Almost half, 49%, said their financial situation is “getting worse.” That’s more than twice as many as the 21% of voters who said the same exactly one year ago, in March 2021, less than two months after Trump left office.
This coincides with the top issue for voters, as “rising prices/inflation” tops the list of the “most important issues” facing the country.
Voters were asked to select three questions, and “the economy and jobs” followed closely with 27%. Immigration completes the top three with 21%, followed by coronavirus (19%), health care (18%), terrorism/national security (18%), national debt/federal budget deficits ( 15%), crime and drugs (14%), environment/climate change (14%) and corruption (12%). The remaining issues received support of ten percent or less.
Respondents were also asked to identify their biggest/second biggest concern, and again, inflation topped the list, as 35% said it was their “biggest” concern and 18% said it was their second biggest concern.
Additionally, 76% said they had been affected by inflation, compared to 67% who said the same in January.
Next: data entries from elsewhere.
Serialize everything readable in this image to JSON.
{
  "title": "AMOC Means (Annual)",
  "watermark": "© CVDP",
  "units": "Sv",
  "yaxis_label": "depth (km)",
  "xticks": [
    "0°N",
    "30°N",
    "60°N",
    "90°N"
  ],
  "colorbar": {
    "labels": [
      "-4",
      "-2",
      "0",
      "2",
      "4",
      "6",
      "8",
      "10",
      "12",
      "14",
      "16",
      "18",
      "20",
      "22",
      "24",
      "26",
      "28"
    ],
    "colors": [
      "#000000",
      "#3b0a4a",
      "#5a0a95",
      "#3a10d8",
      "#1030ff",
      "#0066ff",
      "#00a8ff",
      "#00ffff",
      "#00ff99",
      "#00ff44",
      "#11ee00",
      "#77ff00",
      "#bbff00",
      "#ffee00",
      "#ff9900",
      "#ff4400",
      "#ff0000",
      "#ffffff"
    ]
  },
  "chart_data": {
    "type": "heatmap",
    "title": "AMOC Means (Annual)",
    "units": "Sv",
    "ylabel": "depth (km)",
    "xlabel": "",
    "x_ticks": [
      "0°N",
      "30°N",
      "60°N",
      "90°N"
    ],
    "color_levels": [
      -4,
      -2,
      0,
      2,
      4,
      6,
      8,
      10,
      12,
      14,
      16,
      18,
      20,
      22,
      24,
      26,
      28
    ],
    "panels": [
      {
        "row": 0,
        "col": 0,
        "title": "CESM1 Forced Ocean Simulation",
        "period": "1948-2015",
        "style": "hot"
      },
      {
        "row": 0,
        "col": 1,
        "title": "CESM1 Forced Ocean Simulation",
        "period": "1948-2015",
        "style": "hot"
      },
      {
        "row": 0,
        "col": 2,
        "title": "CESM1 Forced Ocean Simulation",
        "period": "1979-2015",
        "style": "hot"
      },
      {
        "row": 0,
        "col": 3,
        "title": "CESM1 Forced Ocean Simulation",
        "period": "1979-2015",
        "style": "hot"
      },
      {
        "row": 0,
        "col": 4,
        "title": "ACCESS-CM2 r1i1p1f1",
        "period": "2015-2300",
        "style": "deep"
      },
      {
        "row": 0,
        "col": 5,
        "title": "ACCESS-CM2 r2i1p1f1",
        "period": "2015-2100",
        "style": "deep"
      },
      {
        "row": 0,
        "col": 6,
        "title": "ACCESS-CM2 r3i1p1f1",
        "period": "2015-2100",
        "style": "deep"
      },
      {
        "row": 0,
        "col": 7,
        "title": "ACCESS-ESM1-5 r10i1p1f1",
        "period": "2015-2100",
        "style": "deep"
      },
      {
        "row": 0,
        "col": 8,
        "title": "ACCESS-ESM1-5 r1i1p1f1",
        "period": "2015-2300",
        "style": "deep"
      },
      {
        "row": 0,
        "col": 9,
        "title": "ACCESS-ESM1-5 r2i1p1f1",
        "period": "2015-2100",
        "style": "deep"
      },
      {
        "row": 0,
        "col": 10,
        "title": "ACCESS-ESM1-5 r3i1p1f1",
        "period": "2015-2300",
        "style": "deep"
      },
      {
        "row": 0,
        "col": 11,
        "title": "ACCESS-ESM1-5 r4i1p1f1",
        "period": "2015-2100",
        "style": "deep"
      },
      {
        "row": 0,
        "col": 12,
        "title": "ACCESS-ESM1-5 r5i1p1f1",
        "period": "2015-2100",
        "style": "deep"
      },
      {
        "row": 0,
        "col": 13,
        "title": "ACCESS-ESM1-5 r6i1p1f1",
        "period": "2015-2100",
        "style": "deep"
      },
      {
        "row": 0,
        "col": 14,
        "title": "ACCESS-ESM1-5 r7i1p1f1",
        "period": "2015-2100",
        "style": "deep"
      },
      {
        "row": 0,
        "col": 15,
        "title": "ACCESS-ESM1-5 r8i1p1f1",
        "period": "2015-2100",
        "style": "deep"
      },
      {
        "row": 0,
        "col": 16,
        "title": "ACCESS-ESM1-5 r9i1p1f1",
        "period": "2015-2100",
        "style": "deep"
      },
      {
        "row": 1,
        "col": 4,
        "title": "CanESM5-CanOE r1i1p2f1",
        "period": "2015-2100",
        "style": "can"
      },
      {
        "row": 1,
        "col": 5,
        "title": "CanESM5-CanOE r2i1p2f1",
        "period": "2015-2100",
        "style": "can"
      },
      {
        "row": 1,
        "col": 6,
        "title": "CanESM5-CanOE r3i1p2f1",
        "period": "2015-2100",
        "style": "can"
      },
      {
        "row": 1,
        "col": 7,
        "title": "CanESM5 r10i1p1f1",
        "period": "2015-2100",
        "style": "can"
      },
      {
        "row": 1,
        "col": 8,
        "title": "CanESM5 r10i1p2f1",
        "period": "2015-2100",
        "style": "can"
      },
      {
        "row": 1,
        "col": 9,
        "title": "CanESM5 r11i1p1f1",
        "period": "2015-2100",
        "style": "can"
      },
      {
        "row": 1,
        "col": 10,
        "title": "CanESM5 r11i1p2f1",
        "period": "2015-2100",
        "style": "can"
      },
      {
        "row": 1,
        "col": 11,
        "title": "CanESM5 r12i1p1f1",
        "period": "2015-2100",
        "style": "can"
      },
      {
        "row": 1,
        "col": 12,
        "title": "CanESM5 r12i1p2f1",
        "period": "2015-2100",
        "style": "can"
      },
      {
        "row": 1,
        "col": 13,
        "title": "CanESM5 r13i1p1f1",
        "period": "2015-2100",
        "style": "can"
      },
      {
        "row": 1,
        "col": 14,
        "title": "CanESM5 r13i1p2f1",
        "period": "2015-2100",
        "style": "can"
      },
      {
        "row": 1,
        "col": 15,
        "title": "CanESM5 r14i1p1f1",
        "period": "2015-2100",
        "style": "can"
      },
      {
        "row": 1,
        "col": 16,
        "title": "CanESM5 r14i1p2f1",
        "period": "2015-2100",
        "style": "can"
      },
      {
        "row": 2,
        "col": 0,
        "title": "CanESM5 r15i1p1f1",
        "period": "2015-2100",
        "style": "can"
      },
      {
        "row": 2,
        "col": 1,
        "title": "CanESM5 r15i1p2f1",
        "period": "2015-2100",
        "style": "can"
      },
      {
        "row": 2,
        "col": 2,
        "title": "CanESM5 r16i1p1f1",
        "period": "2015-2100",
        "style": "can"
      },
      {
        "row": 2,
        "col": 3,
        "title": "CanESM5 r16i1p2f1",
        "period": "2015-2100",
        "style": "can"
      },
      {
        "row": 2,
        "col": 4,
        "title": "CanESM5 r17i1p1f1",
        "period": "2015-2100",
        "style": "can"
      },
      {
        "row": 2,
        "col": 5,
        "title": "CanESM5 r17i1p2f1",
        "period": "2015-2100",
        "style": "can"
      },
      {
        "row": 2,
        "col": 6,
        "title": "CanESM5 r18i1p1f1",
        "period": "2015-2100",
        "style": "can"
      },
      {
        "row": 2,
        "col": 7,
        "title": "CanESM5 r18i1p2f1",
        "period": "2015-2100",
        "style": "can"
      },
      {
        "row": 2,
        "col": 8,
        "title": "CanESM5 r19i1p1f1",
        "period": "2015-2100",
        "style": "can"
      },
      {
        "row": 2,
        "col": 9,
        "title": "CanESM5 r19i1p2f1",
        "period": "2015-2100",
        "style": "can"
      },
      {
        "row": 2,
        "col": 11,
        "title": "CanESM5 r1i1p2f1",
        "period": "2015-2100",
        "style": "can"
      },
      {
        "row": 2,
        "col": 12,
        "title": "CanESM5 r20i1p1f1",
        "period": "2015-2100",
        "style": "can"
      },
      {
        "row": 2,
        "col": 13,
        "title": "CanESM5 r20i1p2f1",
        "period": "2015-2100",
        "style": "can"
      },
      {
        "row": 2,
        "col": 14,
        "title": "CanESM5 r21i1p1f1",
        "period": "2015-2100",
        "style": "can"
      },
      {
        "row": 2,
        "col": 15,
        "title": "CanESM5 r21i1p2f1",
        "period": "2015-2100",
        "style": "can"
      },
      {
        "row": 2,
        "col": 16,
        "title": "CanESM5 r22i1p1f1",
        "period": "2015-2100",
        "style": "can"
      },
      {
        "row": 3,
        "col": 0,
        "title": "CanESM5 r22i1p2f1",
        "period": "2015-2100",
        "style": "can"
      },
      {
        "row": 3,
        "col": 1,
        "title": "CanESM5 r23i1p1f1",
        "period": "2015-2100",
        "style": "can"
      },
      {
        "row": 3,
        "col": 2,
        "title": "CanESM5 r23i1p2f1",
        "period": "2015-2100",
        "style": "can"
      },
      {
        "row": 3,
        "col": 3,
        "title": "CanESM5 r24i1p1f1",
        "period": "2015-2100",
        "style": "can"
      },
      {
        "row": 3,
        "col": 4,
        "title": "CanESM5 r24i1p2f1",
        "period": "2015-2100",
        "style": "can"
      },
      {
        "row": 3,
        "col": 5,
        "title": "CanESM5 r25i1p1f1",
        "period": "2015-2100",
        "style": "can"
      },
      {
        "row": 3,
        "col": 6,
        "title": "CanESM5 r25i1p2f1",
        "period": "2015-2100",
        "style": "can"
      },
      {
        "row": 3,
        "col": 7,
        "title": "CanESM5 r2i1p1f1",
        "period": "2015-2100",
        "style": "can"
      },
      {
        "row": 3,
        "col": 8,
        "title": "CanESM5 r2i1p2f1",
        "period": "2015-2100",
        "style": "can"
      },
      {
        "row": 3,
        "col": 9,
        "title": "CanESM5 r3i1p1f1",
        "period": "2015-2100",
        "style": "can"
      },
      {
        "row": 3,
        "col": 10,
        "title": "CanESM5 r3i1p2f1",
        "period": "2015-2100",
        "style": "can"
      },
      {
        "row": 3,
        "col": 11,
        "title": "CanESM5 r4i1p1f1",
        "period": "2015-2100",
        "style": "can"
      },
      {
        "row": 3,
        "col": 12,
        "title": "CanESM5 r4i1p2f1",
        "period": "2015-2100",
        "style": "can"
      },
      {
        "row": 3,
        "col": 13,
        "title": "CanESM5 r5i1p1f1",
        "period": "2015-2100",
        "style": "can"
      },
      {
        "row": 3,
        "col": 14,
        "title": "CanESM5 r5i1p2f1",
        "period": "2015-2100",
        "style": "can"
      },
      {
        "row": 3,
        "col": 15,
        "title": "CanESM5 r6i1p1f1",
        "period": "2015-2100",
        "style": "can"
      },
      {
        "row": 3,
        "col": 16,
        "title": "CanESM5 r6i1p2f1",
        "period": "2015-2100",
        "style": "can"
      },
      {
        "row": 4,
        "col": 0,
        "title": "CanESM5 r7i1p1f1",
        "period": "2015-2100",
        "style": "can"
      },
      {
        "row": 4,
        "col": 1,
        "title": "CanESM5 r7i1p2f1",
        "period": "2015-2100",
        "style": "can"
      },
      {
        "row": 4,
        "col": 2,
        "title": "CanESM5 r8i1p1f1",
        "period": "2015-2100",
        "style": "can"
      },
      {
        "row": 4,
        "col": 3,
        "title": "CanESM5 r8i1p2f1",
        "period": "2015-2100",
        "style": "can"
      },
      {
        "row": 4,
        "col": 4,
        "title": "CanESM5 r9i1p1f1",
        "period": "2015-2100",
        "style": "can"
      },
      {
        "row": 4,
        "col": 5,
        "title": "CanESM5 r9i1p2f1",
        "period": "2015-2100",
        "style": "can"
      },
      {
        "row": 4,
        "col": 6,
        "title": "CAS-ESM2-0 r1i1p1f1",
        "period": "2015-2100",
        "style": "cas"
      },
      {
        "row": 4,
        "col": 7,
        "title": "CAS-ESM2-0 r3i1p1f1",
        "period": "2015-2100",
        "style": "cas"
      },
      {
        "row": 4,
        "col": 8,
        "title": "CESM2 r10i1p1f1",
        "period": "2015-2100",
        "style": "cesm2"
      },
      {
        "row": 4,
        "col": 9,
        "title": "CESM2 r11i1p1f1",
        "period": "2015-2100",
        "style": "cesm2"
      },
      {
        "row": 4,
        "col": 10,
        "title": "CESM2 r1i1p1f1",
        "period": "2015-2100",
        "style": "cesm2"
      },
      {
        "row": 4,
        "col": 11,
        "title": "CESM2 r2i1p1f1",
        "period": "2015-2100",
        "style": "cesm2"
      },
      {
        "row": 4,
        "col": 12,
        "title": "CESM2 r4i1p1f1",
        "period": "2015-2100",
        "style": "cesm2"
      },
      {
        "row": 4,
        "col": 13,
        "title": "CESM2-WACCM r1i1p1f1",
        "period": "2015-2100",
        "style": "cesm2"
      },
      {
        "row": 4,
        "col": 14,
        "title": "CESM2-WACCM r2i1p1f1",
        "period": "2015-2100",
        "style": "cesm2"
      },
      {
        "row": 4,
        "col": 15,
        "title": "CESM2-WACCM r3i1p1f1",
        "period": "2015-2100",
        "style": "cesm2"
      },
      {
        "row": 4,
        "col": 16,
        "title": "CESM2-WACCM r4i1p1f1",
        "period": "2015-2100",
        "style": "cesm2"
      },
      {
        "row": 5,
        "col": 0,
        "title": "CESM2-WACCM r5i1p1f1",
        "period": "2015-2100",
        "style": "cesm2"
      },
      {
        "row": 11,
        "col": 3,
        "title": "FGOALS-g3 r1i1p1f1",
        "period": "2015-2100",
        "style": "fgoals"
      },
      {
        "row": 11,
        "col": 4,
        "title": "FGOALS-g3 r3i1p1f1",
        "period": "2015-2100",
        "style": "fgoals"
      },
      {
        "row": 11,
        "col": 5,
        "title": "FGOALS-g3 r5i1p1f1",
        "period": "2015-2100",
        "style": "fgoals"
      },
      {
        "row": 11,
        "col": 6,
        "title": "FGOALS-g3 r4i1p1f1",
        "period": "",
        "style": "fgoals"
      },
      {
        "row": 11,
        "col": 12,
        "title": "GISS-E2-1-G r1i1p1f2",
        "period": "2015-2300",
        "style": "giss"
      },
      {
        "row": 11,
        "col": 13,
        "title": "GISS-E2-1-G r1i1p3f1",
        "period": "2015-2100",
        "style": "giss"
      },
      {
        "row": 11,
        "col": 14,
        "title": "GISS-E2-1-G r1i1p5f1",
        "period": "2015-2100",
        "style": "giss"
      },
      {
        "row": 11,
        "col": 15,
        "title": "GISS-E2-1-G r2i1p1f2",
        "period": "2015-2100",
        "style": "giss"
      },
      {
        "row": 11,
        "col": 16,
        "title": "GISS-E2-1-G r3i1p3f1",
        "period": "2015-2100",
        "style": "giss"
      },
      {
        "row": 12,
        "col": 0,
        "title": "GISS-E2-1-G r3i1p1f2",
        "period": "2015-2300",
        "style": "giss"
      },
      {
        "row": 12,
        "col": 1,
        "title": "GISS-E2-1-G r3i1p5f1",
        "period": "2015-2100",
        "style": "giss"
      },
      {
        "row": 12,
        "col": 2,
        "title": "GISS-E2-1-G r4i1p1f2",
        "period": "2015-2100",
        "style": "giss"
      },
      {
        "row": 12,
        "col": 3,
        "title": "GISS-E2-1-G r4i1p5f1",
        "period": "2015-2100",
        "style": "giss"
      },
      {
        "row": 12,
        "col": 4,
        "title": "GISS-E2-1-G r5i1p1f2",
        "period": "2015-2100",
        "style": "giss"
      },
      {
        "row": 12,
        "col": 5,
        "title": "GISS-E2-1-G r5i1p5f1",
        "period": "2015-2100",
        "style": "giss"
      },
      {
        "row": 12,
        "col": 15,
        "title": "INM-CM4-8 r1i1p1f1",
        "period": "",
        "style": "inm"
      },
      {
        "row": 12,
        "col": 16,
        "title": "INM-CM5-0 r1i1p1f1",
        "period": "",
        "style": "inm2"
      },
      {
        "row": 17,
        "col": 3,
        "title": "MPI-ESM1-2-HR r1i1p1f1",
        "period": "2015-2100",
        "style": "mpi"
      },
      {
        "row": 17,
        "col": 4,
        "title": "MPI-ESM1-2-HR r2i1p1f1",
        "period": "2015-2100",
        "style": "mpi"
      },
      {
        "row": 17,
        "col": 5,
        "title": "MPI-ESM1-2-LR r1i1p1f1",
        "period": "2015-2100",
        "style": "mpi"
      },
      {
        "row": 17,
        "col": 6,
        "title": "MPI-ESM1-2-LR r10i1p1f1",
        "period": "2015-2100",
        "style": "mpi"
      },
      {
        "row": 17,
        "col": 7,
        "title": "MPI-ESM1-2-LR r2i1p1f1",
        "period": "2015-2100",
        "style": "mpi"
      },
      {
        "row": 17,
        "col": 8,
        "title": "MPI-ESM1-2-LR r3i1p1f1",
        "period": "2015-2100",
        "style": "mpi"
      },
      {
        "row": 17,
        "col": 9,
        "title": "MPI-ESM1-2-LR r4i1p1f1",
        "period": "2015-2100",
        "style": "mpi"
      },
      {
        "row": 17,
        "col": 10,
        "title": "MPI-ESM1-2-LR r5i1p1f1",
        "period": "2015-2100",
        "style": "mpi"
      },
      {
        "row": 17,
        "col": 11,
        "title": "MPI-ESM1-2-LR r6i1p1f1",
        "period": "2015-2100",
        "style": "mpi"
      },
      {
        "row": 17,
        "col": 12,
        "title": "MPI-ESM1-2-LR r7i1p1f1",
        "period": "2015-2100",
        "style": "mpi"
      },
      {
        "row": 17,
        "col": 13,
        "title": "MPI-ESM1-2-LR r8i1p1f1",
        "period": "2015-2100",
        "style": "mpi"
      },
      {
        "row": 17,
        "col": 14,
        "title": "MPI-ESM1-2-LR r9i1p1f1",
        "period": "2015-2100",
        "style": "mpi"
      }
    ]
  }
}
Of these, more than a third said they had been “much affected”. Forty percent said they felt the effects of inflation the most at the grocery store, while 36% said they felt it at the gas pump.
Notably, voters don’t have an optimistic outlook on this front, as a majority, 46%, said they expect inflation to “stay high” and 35% expect it “to become even higher”.
The survey was conducted March 23-24, 2022 among 1,990 registered voters and comes as Americans continue to face the highest inflation in about four decades and the highest prices since the US administration. former President Obama.